I look at society and I wonder where in the heck it all went wrong. When did we start caring more about things and less about people? I think my Christmas next year will be vastly different than the one this year. I have a good feeling that I won’t be quite so alone next year. I still will not spend one dime buying Christmas presents next year. (Sorry honey!) I’d rather shower you with little things all year long and then spend some quality time together baking, snuggling and watching old movies. Decorating a tree is a wonderful tradition, but I don’t fill it with packages underneath. I might make you a little something special and slip it under the tree, I might take you to see a movie on Christmas Day, but I am never going to do the holidays like this ever again!
I hope that you all have a wonderful Christmas day. I’d like to shout out to my friend Skye Isono, who got the real spirit this year and caught the meaning of Christmas.
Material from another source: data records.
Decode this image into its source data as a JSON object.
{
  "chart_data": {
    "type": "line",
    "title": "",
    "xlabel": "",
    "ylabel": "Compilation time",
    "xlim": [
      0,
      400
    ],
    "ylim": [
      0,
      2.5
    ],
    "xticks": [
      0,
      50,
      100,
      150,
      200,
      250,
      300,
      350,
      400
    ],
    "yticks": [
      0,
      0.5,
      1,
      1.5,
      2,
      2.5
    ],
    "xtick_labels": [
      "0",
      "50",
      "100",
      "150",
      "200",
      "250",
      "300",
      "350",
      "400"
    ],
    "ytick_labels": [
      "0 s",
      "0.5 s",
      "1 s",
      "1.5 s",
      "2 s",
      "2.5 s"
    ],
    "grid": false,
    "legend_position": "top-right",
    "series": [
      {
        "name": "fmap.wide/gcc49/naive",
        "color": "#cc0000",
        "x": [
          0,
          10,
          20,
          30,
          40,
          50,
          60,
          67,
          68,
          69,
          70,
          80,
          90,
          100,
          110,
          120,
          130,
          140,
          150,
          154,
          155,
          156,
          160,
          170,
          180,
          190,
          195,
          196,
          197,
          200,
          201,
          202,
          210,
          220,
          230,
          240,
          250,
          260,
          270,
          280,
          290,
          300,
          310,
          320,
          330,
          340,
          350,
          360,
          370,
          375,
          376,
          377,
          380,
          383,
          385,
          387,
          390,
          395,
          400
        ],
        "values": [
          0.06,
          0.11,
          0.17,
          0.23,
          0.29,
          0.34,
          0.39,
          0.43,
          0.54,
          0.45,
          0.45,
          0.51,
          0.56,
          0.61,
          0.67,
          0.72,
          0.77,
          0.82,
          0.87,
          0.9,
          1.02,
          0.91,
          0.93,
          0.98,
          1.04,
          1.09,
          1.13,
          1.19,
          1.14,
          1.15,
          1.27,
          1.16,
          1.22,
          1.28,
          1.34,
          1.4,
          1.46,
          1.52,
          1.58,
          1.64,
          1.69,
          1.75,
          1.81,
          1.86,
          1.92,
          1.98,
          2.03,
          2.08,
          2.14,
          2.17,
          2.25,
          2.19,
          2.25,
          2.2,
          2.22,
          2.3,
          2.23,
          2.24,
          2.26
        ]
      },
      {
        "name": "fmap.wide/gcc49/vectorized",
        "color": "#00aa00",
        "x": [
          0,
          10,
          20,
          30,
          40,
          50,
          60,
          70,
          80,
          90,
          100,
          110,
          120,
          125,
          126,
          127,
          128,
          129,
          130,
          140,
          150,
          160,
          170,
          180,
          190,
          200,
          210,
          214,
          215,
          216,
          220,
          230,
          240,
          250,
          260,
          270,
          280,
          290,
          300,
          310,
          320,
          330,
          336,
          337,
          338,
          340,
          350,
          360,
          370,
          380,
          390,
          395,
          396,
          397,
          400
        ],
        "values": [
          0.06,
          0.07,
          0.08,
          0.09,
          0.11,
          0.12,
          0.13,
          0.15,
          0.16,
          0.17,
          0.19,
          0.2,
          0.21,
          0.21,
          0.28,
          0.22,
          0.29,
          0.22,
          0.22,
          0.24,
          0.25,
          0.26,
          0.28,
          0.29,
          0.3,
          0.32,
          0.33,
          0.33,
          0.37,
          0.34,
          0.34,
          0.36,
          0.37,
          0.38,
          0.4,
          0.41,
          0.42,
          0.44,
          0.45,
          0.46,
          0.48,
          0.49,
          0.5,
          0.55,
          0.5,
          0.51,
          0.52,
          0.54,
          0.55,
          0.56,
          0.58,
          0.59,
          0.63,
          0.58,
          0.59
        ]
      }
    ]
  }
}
Skye spent her morning getting warm clothes out the homeless people on the streets of Houston. THAT is what Christmas is about. Please, let me remind you that the program called 26 Acts is happening this year. If you agree with me, that the world could be a better place, and if you feel that Skye is a great example, join me this year in committing 26 random acts of kindness, in honor of the people who died at Sandy Hook this year. It shouldn’t be just for that reason. Kindness should be shared from a place in your heart that so many of us have lost touch with and really need to find. If you pass on anything to your children, let kindness be the thing they remember you for. Amen. Merry Christmas to you all.